Texas, which ranked 9th in poverty and 45th in welfare use, is among several states - Alabama and Arkansas are two others - where poverty is much higher and public assistance much lower than the national average, a story about the reports by Stateline today says.
And while that might make taxpayers smile, the numbers have social welfare advocates wringing their hands raw. The findings might indicate there is less real need for public assistance, or it might mean those states are doing a bad job reaching the people who need government help, Elizabeth Lower-Basch with the Center for Law and Social Policy told Stateline.
Nationwide, 46.2 million Americans, 15.3 percent of the population, lived below the poverty level while 3.3 million people or 2.9 percent of the population took welfare in 2010, according to the census data.

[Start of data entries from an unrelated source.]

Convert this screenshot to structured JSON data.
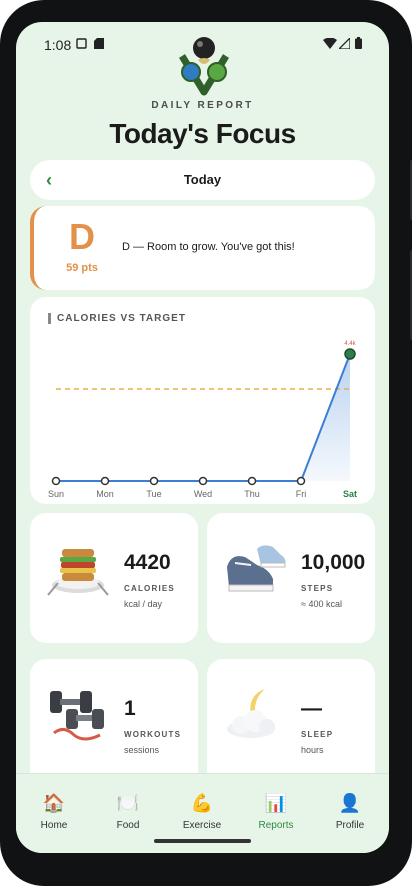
{
  "status_bar": {
    "time": "1:08"
  },
  "header": {
    "eyebrow": "DAILY REPORT",
    "title": "Today's Focus"
  },
  "date_nav": {
    "back_icon": "chevron-left-icon",
    "label": "Today"
  },
  "grade": {
    "letter": "D",
    "points": "59 pts",
    "message": "D — Room to grow. You've got this!",
    "color": "#e3904a"
  },
  "chart_data": {
    "type": "line",
    "title": "CALORIES VS TARGET",
    "categories": [
      "Sun",
      "Mon",
      "Tue",
      "Wed",
      "Thu",
      "Fri",
      "Sat"
    ],
    "highlighted_category": "Sat",
    "series": [
      {
        "values": [
          0,
          0,
          0,
          0,
          0,
          0,
          4420
        ]
      }
    ],
    "target": 3200,
    "ylim": [
      0,
      4420
    ],
    "point_label": "4.4k",
    "line_color": "#3a7fd5",
    "target_color": "#e8b04a",
    "grid": false
  },
  "stats": [
    {
      "icon": "sandwich-plate-icon",
      "value": "4420",
      "label": "CALORIES",
      "sub": "kcal / day"
    },
    {
      "icon": "sneakers-icon",
      "value": "10,000",
      "label": "STEPS",
      "sub": "≈ 400 kcal"
    },
    {
      "icon": "dumbbells-icon",
      "value": "1",
      "label": "WORKOUTS",
      "sub": "sessions"
    },
    {
      "icon": "moon-cloud-icon",
      "value": "—",
      "label": "SLEEP",
      "sub": "hours"
    }
  ],
  "nav": [
    {
      "label": "Home",
      "icon": "🏠",
      "active": false
    },
    {
      "label": "Food",
      "icon": "🍽️",
      "active": false
    },
    {
      "label": "Exercise",
      "icon": "💪",
      "active": false
    },
    {
      "label": "Reports",
      "icon": "📊",
      "active": true
    },
    {
      "label": "Profile",
      "icon": "👤",
      "active": false
    }
  ],
  "colors": {
    "accent": "#2e8b3e",
    "background": "#e7f4e8"
  }
}
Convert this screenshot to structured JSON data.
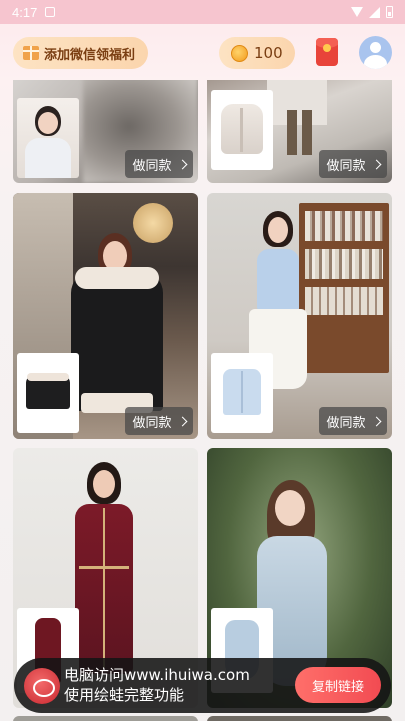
{
  "status_bar": {
    "time": "4:17"
  },
  "header": {
    "wechat_label": "添加微信领福利",
    "coins": "100"
  },
  "cards": [
    {
      "similar_label": "做同款"
    },
    {
      "similar_label": "做同款"
    },
    {
      "similar_label": "做同款"
    },
    {
      "similar_label": "做同款"
    }
  ],
  "promo": {
    "line1": "电脑访问www.ihuiwa.com",
    "line2": "使用绘蛙完整功能",
    "copy_label": "复制链接"
  },
  "colors": {
    "accent": "#f24b52",
    "coin_bg": "#fbd5ad",
    "status_bar": "#f6c5cf"
  }
}
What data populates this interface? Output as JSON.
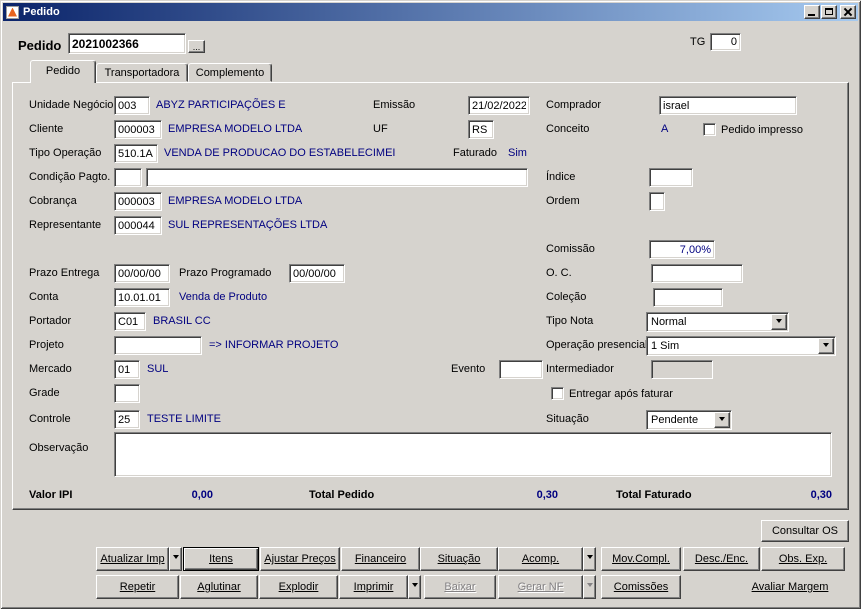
{
  "window": {
    "title": "Pedido"
  },
  "header": {
    "pedido_label": "Pedido",
    "pedido_value": "2021002366",
    "lookup_label": "...",
    "tg_label": "TG",
    "tg_value": "0"
  },
  "tabs": {
    "pedido": "Pedido",
    "transportadora": "Transportadora",
    "complemento": "Complemento"
  },
  "form": {
    "unidade_negocio": {
      "label": "Unidade Negócio",
      "code": "003",
      "desc": "ABYZ PARTICIPAÇÕES E"
    },
    "emissao": {
      "label": "Emissão",
      "value": "21/02/2022"
    },
    "comprador": {
      "label": "Comprador",
      "value": "israel"
    },
    "cliente": {
      "label": "Cliente",
      "code": "000003",
      "desc": "EMPRESA MODELO LTDA"
    },
    "uf": {
      "label": "UF",
      "value": "RS"
    },
    "conceito": {
      "label": "Conceito",
      "value": "A"
    },
    "pedido_impresso": {
      "label": "Pedido impresso",
      "checked": false
    },
    "tipo_operacao": {
      "label": "Tipo Operação",
      "code": "510.1A",
      "desc": "VENDA DE PRODUCAO DO ESTABELECIMEI"
    },
    "faturado": {
      "label": "Faturado",
      "value": "Sim"
    },
    "condicao_pagto": {
      "label": "Condição Pagto.",
      "code": "",
      "desc": ""
    },
    "indice": {
      "label": "Índice",
      "value": ""
    },
    "cobranca": {
      "label": "Cobrança",
      "code": "000003",
      "desc": "EMPRESA MODELO LTDA"
    },
    "ordem": {
      "label": "Ordem",
      "value": ""
    },
    "representante": {
      "label": "Representante",
      "code": "000044",
      "desc": "SUL REPRESENTAÇÕES LTDA"
    },
    "comissao": {
      "label": "Comissão",
      "value": "7,00%"
    },
    "prazo_entrega": {
      "label": "Prazo Entrega",
      "value": "00/00/00"
    },
    "prazo_programado": {
      "label": "Prazo Programado",
      "value": "00/00/00"
    },
    "oc": {
      "label": "O. C.",
      "value": ""
    },
    "conta": {
      "label": "Conta",
      "code": "10.01.01",
      "desc": "Venda de Produto"
    },
    "colecao": {
      "label": "Coleção",
      "value": ""
    },
    "portador": {
      "label": "Portador",
      "code": "C01",
      "desc": "BRASIL CC"
    },
    "tipo_nota": {
      "label": "Tipo Nota",
      "value": "Normal"
    },
    "projeto": {
      "label": "Projeto",
      "code": "",
      "desc": "=> INFORMAR PROJETO"
    },
    "operacao_presencial": {
      "label": "Operação presencial",
      "value": "1 Sim"
    },
    "mercado": {
      "label": "Mercado",
      "code": "01",
      "desc": "SUL"
    },
    "evento": {
      "label": "Evento",
      "value": ""
    },
    "intermediador": {
      "label": "Intermediador",
      "value": ""
    },
    "grade": {
      "label": "Grade",
      "value": ""
    },
    "entregar_apos_faturar": {
      "label": "Entregar após faturar",
      "checked": false
    },
    "controle": {
      "label": "Controle",
      "code": "25",
      "desc": "TESTE LIMITE"
    },
    "situacao": {
      "label": "Situação",
      "value": "Pendente"
    },
    "observacao": {
      "label": "Observação",
      "value": ""
    }
  },
  "totals": {
    "valor_ipi_label": "Valor IPI",
    "valor_ipi": "0,00",
    "total_pedido_label": "Total Pedido",
    "total_pedido": "0,30",
    "total_faturado_label": "Total Faturado",
    "total_faturado": "0,30"
  },
  "actions": {
    "consultar_os": "Consultar OS",
    "atualizar_imp": "Atualizar Imp",
    "itens": "Itens",
    "ajustar_precos": "Ajustar Preços",
    "financeiro": "Financeiro",
    "situacao": "Situação",
    "acomp": "Acomp.",
    "mov_compl": "Mov.Compl.",
    "desc_enc": "Desc./Enc.",
    "obs_exp": "Obs. Exp.",
    "repetir": "Repetir",
    "aglutinar": "Aglutinar",
    "explodir": "Explodir",
    "imprimir": "Imprimir",
    "baixar": "Baixar",
    "gerar_nf": "Gerar NF",
    "comissoes": "Comissões",
    "avaliar_margem": "Avaliar Margem"
  },
  "colors": {
    "navy": "#000080",
    "titlebar_left": "#0b246a",
    "titlebar_right": "#a6caf0",
    "face": "#d6d3ce"
  }
}
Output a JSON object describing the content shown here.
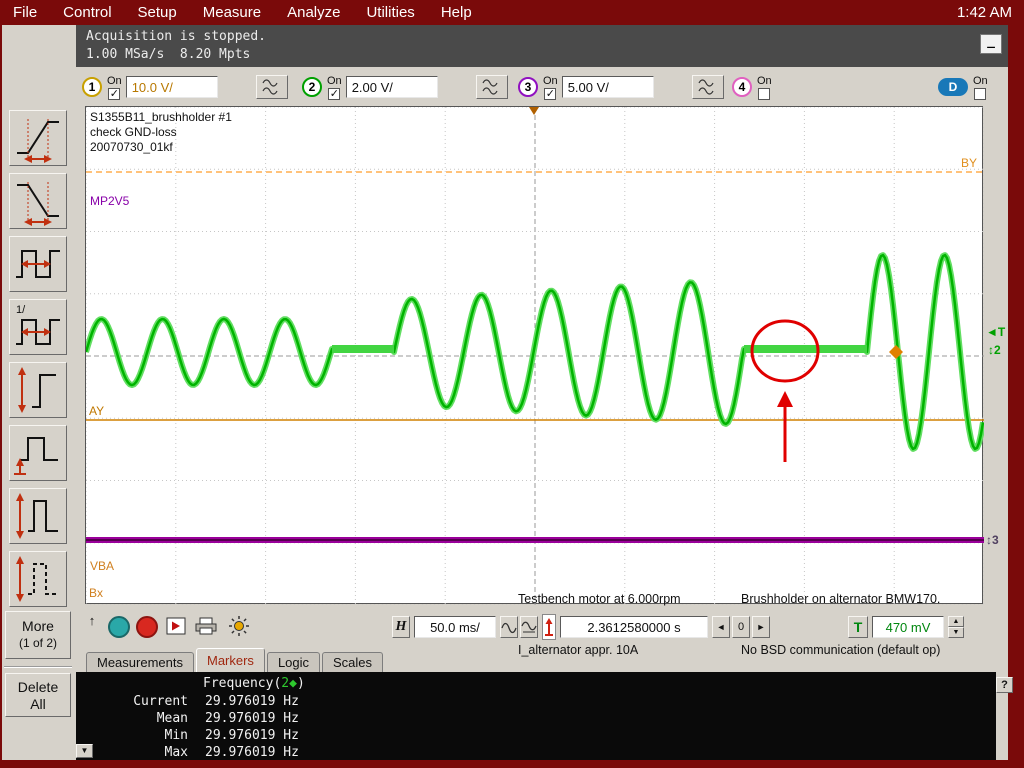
{
  "menu": {
    "items": [
      "File",
      "Control",
      "Setup",
      "Measure",
      "Analyze",
      "Utilities",
      "Help"
    ],
    "clock": "1:42 AM"
  },
  "status": {
    "line1": "Acquisition is stopped.",
    "line2": "1.00 MSa/s  8.20 Mpts",
    "minimize": "_"
  },
  "channels": {
    "items": [
      {
        "num": "1",
        "on_label": "On",
        "checked": true,
        "scale": "10.0 V/",
        "color": "#C8A000",
        "text_color": "#B87800"
      },
      {
        "num": "2",
        "on_label": "On",
        "checked": true,
        "scale": "2.00 V/",
        "color": "#00A000",
        "text_color": "#111111"
      },
      {
        "num": "3",
        "on_label": "On",
        "checked": true,
        "scale": "5.00 V/",
        "color": "#9010C0",
        "text_color": "#111111"
      },
      {
        "num": "4",
        "on_label": "On",
        "checked": false,
        "scale": "",
        "color": "#E060C0",
        "text_color": "#111111"
      }
    ],
    "digital": {
      "label": "D",
      "on_label": "On",
      "checked": false
    }
  },
  "sidebar": {
    "more_line1": "More",
    "more_line2": "(1 of 2)",
    "delete_line1": "Delete",
    "delete_line2": "All"
  },
  "plot": {
    "annotation1": "S1355B11_brushholder #1",
    "annotation2": "check GND-loss",
    "annotation3": "20070730_01kf",
    "probe_label": "MP2V5",
    "marker_by": "BY",
    "marker_ay": "AY",
    "marker_vba": "VBA",
    "marker_bx": "Bx",
    "note_left1": "Testbench motor at 6.000rpm",
    "note_left2": "I_alternator appr. 10A",
    "note_right1": "Brushholder on alternator BMW170.",
    "note_right2": "No BSD communication (default op)",
    "trig_marker": "◄T",
    "ch2_marker": "↕2",
    "ch3_marker": "↕3",
    "trace_color": "#00B400",
    "ch3_color": "#9A009A",
    "annotation_color": "#E00000"
  },
  "hbar": {
    "h_label": "H",
    "timebase": "50.0 ms/",
    "position": "2.3612580000 s",
    "left_arrow": "◄",
    "zero": "0",
    "right_arrow": "►",
    "trig_label": "T",
    "trig_level": "470 mV",
    "spin_up": "▲",
    "spin_down": "▼",
    "up_icon": "↑"
  },
  "tabs": {
    "items": [
      {
        "label": "Measurements",
        "active": false
      },
      {
        "label": "Markers",
        "active": true
      },
      {
        "label": "Logic",
        "active": false
      },
      {
        "label": "Scales",
        "active": false
      }
    ]
  },
  "measurements": {
    "header_name": "Frequency(",
    "header_source": "2",
    "header_marker": "◆",
    "header_close": ")",
    "rows": [
      {
        "label": "Current",
        "value": "29.976019 Hz"
      },
      {
        "label": "Mean",
        "value": "29.976019 Hz"
      },
      {
        "label": "Min",
        "value": "29.976019 Hz"
      },
      {
        "label": "Max",
        "value": "29.976019 Hz"
      }
    ],
    "help": "?",
    "scroll_down": "▼"
  }
}
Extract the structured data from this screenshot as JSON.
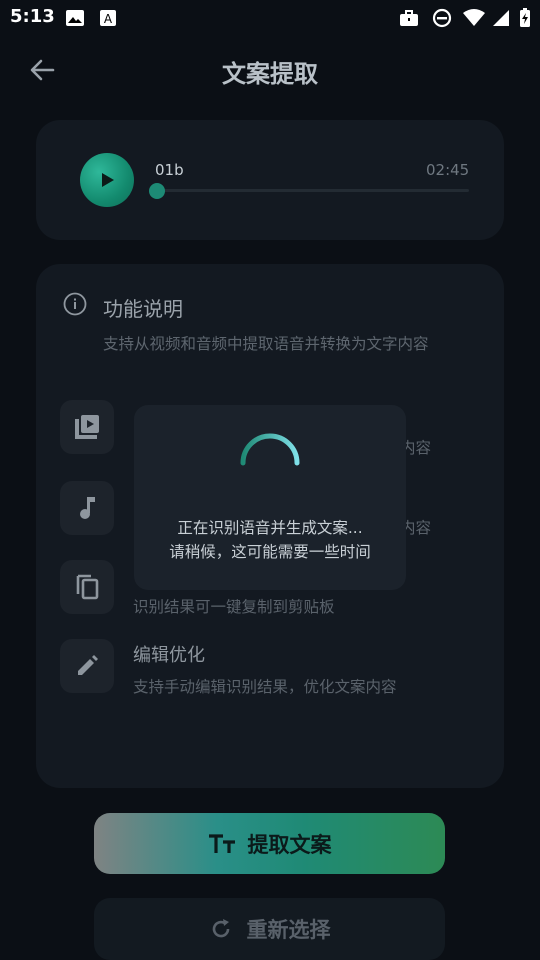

Mississippi had the highest poverty rate, 22.4 percent, followed by New Mexico, Alabama, Kentucky and Arkansas. Texas' poverty rate is 17.9 percent. Louisiana had the lowest welfare use, 1.4 percent, followed by Alabama, Wyoming, Arkansas, and South Carolina, then Texas tied with Georgia and Virginia at 1.9 percent.
Oddly, Alaska was tied for the second lowest poverty rate in the country at 9.9 percent, but had by far the highest welfare use at 6.7 percent. Maine, Vermont, Washington and Michigan were the others with the highest use of assistance.